Recall that the computation I did in class assumed k = 1, which is not the case here.

b. Run your code again for the case where the bar is stainless steel ("310") rather than copper. Comment on the difference.

c. How long does it take for the temperature at the middle of the bar drop "noticeably" below 100 degrees? (Both materials.) I intend that you do this simply by re-running the code you used for parts a and b for various t-values that you choose by trial and error. Extra credit: make a plot of the temperature at the mid-point versus time.

## 2.5

2.5.X

a. Solve Laplace's equation on the rectangle 0 ≤ x ≤ 2 0 ≤ y ≤ 3 with u = 0 on the boundary except for the side with x = 0 where u(0, y) = sin(πy).

b. Make a picture of your solution by slightly modifying the following code:

from numpy import *
from matplotlib.pyplot import imshow, savefig, colorbar

xmin,xmax = 0,2.5
ymin,ymax = 0,3.5
nx,ny = 250,350

x,y = meshgrid( linspace(xmin,xmax,nx), linspace(ymin,ymax,ny) )

u = 100*sin(x*y)

imshow(flipud(u),interpolation='bilinear',cmap='cool',extent=[xmin,xmax,ymin,ymax])
colorbar()
savefig('temp.png')


2.5.Y

Solve Laplace's equation for u(r, θ) on the quarter-disk 0 < r < a, 0 < θ < (π)/(2) subject to boundary conditions u(a, θ) = g(θ) and no normal flux on the straight sides (θ = 0 and θ = (π)/(2)). I will show you a similar problem in class on Thursday.

# Assignment #4, due March 10

Due in Math Main Office at 3:50pm, Friday, March 10.

IMPORTANT: Make it very clear which answer is for which question. And turn in the problems in the order they appear below.

## 3.2

At points of discontinuity, use open circles for a limit point that is not included, and filled-in circles for the actual value there.

3.2.1 b,d,f Sketch the Fourier series on the interval -3L to 3L.

3.2.2 e Sketch the Fourier series on the interval -3L to 3L.

3.2.4

## 3.3

3.3.1 c Sketch all the series on the interval -3L to 3L.

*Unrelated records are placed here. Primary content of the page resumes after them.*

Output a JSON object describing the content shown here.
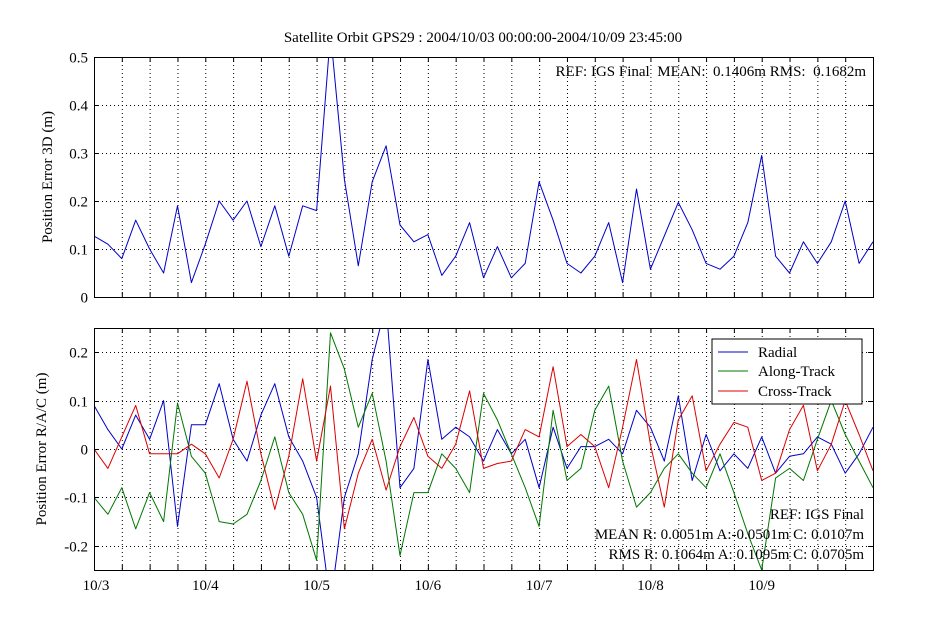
{
  "chart_data": [
    {
      "type": "line",
      "title": "Satellite Orbit GPS29 : 2004/10/03 00:00:00-2004/10/09 23:45:00",
      "ylabel": "Position Error 3D (m)",
      "xlabel": "",
      "ylim": [
        0,
        0.5
      ],
      "xlim_days": [
        0,
        7
      ],
      "yticks": [
        "0",
        "0.1",
        "0.2",
        "0.3",
        "0.4",
        "0.5"
      ],
      "ytick_values": [
        0,
        0.1,
        0.2,
        0.3,
        0.4,
        0.5
      ],
      "grid": true,
      "annotation": "REF: IGS Final  MEAN:  0.1406m RMS:  0.1682m",
      "x_step_hours": 3,
      "series": [
        {
          "name": "3D",
          "color": "#0000cc",
          "values": [
            0.127,
            0.11,
            0.08,
            0.16,
            0.1,
            0.05,
            0.19,
            0.03,
            0.11,
            0.2,
            0.16,
            0.2,
            0.105,
            0.19,
            0.085,
            0.19,
            0.18,
            0.55,
            0.245,
            0.065,
            0.24,
            0.315,
            0.15,
            0.115,
            0.13,
            0.045,
            0.085,
            0.155,
            0.04,
            0.105,
            0.04,
            0.07,
            0.24,
            0.16,
            0.07,
            0.05,
            0.085,
            0.155,
            0.03,
            0.225,
            0.058,
            0.127,
            0.197,
            0.14,
            0.07,
            0.058,
            0.085,
            0.155,
            0.295,
            0.085,
            0.05,
            0.115,
            0.07,
            0.115,
            0.2,
            0.07,
            0.115
          ]
        }
      ]
    },
    {
      "type": "line",
      "ylabel": "Position Error R/A/C (m)",
      "xlabel": "",
      "ylim": [
        -0.25,
        0.25
      ],
      "xlim_days": [
        0,
        7
      ],
      "yticks": [
        "-0.2",
        "-0.1",
        "0",
        "0.1",
        "0.2"
      ],
      "ytick_values": [
        -0.2,
        -0.1,
        0,
        0.1,
        0.2
      ],
      "xticks": [
        "10/3",
        "10/4",
        "10/5",
        "10/6",
        "10/7",
        "10/8",
        "10/9"
      ],
      "xtick_values_days": [
        0,
        1,
        2,
        3,
        4,
        5,
        6
      ],
      "grid": true,
      "legend_position": "top-right",
      "annotations": [
        "REF: IGS Final",
        "MEAN R: 0.0051m A:-0.0501m C: 0.0107m",
        "RMS R: 0.1064m A: 0.1095m C: 0.0705m"
      ],
      "x_step_hours": 3,
      "series": [
        {
          "name": "Radial",
          "color": "#0000cc",
          "values": [
            0.09,
            0.04,
            0.0,
            0.07,
            0.02,
            0.1,
            -0.16,
            0.05,
            0.05,
            0.135,
            0.02,
            -0.025,
            0.07,
            0.135,
            0.025,
            -0.025,
            -0.1,
            -0.32,
            -0.1,
            -0.01,
            0.185,
            0.3,
            -0.08,
            -0.04,
            0.185,
            0.02,
            0.045,
            0.025,
            -0.025,
            0.04,
            -0.01,
            0.02,
            -0.08,
            0.045,
            -0.04,
            0.005,
            0.005,
            0.02,
            -0.01,
            0.08,
            0.045,
            -0.025,
            0.11,
            -0.065,
            0.03,
            -0.045,
            -0.01,
            -0.04,
            0.025,
            -0.05,
            -0.015,
            -0.01,
            0.025,
            0.01,
            -0.05,
            -0.01,
            0.045
          ]
        },
        {
          "name": "Along-Track",
          "color": "#007700",
          "values": [
            -0.1,
            -0.135,
            -0.08,
            -0.165,
            -0.09,
            -0.15,
            0.095,
            -0.015,
            -0.05,
            -0.15,
            -0.155,
            -0.135,
            -0.065,
            0.025,
            -0.09,
            -0.135,
            -0.23,
            0.24,
            0.165,
            0.045,
            0.115,
            -0.025,
            -0.22,
            -0.09,
            -0.09,
            -0.01,
            -0.04,
            -0.09,
            0.115,
            0.06,
            -0.01,
            -0.08,
            -0.16,
            0.08,
            -0.065,
            -0.04,
            0.08,
            0.13,
            -0.025,
            -0.12,
            -0.09,
            -0.04,
            -0.01,
            -0.05,
            -0.08,
            -0.01,
            -0.09,
            -0.175,
            -0.25,
            -0.06,
            -0.04,
            -0.065,
            0.02,
            0.1,
            0.03,
            -0.025,
            -0.08
          ]
        },
        {
          "name": "Cross-Track",
          "color": "#dd0000",
          "values": [
            0.0,
            -0.04,
            0.025,
            0.09,
            -0.01,
            -0.01,
            -0.01,
            0.01,
            -0.01,
            -0.06,
            0.02,
            0.14,
            -0.01,
            -0.125,
            -0.015,
            0.145,
            -0.025,
            0.13,
            -0.165,
            -0.05,
            0.02,
            -0.085,
            0.005,
            0.065,
            -0.015,
            -0.04,
            0.01,
            0.12,
            -0.04,
            -0.03,
            -0.025,
            0.04,
            0.025,
            0.17,
            0.005,
            0.03,
            0.005,
            -0.08,
            0.045,
            0.185,
            0.01,
            -0.12,
            0.06,
            0.11,
            -0.045,
            0.01,
            0.055,
            0.045,
            -0.065,
            -0.05,
            0.04,
            0.09,
            -0.045,
            0.01,
            0.1,
            0.03,
            -0.045
          ]
        }
      ]
    }
  ]
}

3.3.2 c. Additionally use Python to make a picture of the 100th partial sum of the sine series. (See Day 11 notes. You need only the delete key, I think!)

# Assignment #5, due March 31

Due in Math Main Office at 3:00pm. NOTE EARLIER TIME (per request of grader)

IMPORTANT: Make it very clear which answer is for which question. And turn in the problems in the order they appear below.

# 4.2

4.2.1 (Wave equation for string sagging under gravity.)

# 4.4

4.4.1 Note that for part (b), the right end isn't "free" in the sense of being completely untethered. Think of it as being attached to a frictionless vertical rail.

4.4.3 (When you come up with a hulking collection of constants that will appear over and over again, give it a name so you don't have to write it more than once or twice!)

4.4.7 (Solution as two travelling waves.) Comment: I did not find it necessary (or helpful) to use either of the hints supplied in the book. You can just find out what properties of F are required for the given formula to satisfy all parts of the IBVP.

4.4.9 (Conservation of energy.)

# Assignment #6, due April 7

Due in Math Main Office at 3:00pm. NOTE EARLIER TIME (per request of grader)

Make it very clear which answer is for which question. And turn in the problems in the order they appear below.

5.4.X Use this code along with trial-and-error to find the third smallest eigenvalue of the non-uniform bar heat flow problem we have considered in class. Also make a plot of the corresponding eigenfunction. Determine λ3 accurately enough that |φ(20)| (which should be exactly 0) is no bigger than .001.